Creamy Roasted Tomato Soup! Four ingredients is all you need for a warming bowl of tangy comfort food! This healthful and satisfying soup is the perfect thing to whip up on a cold day.
Kids are weird. They're peculiar for lots of reasons, but in today's example, I'm talking specifically about their relationship with food.
My little munchkin has gone through his own trials and tribulations with eating in his short 14 months of life, and I'm fairly certain they are to blame for the silver strands that are sprouting from my head. Though he seemed eager to begin solids around the 6 month mark, his interest wavered a few weeks later and he refused all forms of solids for many months to follow. We tried every trick we came across to get him back into the groove, but nope. He just wasn't into it.

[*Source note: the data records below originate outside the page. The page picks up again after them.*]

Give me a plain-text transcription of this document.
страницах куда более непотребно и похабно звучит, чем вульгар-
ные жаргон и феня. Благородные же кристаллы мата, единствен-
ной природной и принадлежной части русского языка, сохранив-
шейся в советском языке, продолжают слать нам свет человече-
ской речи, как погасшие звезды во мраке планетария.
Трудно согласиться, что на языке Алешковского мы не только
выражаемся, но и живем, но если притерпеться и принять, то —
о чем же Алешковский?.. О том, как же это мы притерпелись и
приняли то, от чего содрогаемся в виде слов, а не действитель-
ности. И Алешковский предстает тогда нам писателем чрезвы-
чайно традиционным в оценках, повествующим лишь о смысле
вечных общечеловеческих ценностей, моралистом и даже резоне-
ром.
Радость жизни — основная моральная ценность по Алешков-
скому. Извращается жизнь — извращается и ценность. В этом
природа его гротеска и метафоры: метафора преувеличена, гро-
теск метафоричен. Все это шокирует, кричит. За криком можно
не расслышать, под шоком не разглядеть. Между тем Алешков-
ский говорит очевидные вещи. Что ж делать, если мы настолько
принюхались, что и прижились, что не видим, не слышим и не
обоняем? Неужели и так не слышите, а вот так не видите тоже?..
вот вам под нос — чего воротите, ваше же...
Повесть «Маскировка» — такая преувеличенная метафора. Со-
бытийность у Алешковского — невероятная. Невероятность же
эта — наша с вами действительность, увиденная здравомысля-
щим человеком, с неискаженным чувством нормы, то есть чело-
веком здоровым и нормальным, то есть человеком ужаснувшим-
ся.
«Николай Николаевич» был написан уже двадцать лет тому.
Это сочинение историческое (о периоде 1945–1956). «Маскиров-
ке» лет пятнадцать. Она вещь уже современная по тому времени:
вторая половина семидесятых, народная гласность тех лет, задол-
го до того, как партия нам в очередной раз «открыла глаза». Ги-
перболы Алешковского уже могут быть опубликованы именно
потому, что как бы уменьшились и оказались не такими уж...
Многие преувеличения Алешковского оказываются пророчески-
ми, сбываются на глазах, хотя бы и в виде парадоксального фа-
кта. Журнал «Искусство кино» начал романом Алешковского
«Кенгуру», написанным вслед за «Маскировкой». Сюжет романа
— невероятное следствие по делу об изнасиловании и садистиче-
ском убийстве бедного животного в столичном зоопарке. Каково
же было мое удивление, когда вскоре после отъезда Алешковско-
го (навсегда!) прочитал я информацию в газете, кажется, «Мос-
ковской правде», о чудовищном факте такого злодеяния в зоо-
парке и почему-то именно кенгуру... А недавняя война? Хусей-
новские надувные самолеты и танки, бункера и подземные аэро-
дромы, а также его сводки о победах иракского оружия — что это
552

Once he decided that eating solids was back on his radar, he was the best little eater around... for about a month. And then we went from loving finger foods to wanting to be spoon fed. Adoring scrambled eggs to abhorring them. Being wild about black beans to deciding they're better suited for pitching practice.
My dreams of homemade purees and snacks have been shot down more than once. And while he will indulge my yearnings and take down one of my homespun concoctions every so often, he is sure to keep me guessing as to what each day will hold. {For the record, his options include only "real" food.}
Currently, we are having to dip all foods in hummus for them to make the list of things he will consider putting in his mouth. {Not counting toys, lint, crumbs under the couch and anything else that looks remotely intriguing. Go figure.}
He's often curious about the foods he sees us eating and asks for a taste, which has made me more accountable about the things I'm allowing in my own diet. {And has lead to the occasional bout of hidden Nutella-eating, I'm not gonna lie.}
This Roasted Tomato Soup is among the recent "winners" passing the toddler test.
This soup came about when I ran myself ragged around the holidays and wound up with an annoying head cold. After spending a good 8 hours straight on my couch watching Anne of Green Gables surrounded by mountains of tissues {some for my runny nose and some because of Matthew Cuthbert and Gilbert Blythe}, I needed something quick, easy and warm to eat. I roasted a big container of cherry tomatoes, added a few ingredients for flavor and then blended it all up with my newest favorite kitchen tool: my OXO Illuminating Digital Immersion Blender.
Whether I'm attempting to make food for Cole or blending sauces or soups for the grown-ups, this thing makes life so much easier. You don't have to worry about splashing and splatters because the intuitive digital controls steadily increase or decrease the blending speed, and the silicone shaft helps to protect your bowls and cookware while you use it. It even has a soft-glow LED light that lets you see what you're blending if you're working with a deep pot or don't have great lighting.
The only way this blender could get better is if it guaranteed that my kid would eat the finished product... and then cleaned up the kitchen. In this case, one out of two isn't so bad.
Either way, you'll end up with a nice batch of tangy homemade soup that's great whether you're looking for a fast bite, a cold-soothing meal or a toddler-approved food.
I'll take the victories wherever I can get them!
Roasted Tomato Soup
Ingredients
- 1 16 oz. container of grape tomatoes
- ½ cup chicken broth
- 2 cloves of garlic smashed
- ¼ cup basil leaves
- Plus: Olive oil & salt to taste
Instructions
- Preheat the oven to 400 degrees. Toss the whole tomatoes with about a tablespoon of olive oil, then season liberally with salt.
- Bake for 25-30 minutes until the tomatoes start to burst and blister in parts. Remove from oven and cool slightly.
- Pour the tomatoes & their juices into the blending beaker if using an immersion blender and add chicken broth. Blend to desired consistency.*
- Pour the blended soup into a saucepan over medium heat, and add smashed garlic cloves and basil leaves. Bring up to a simmer and cook for about 10-15 minutes.**
- Remove smashed garlic cloves and wilted basil leaves, or blend the basil into the soup directly in the pot with your immersion blender.
- Serve hot with croutons, crackers or a hot grilled cheese. Mmm....
Notes
Disclosure: I was sent an OXO Immersion Blender for review. As always, the opinions you see here are all my own!
Anonymous says
How many servings does this make?
thekitchenprep says
Hi! This made a small batch -- about 4 cups, I'd say.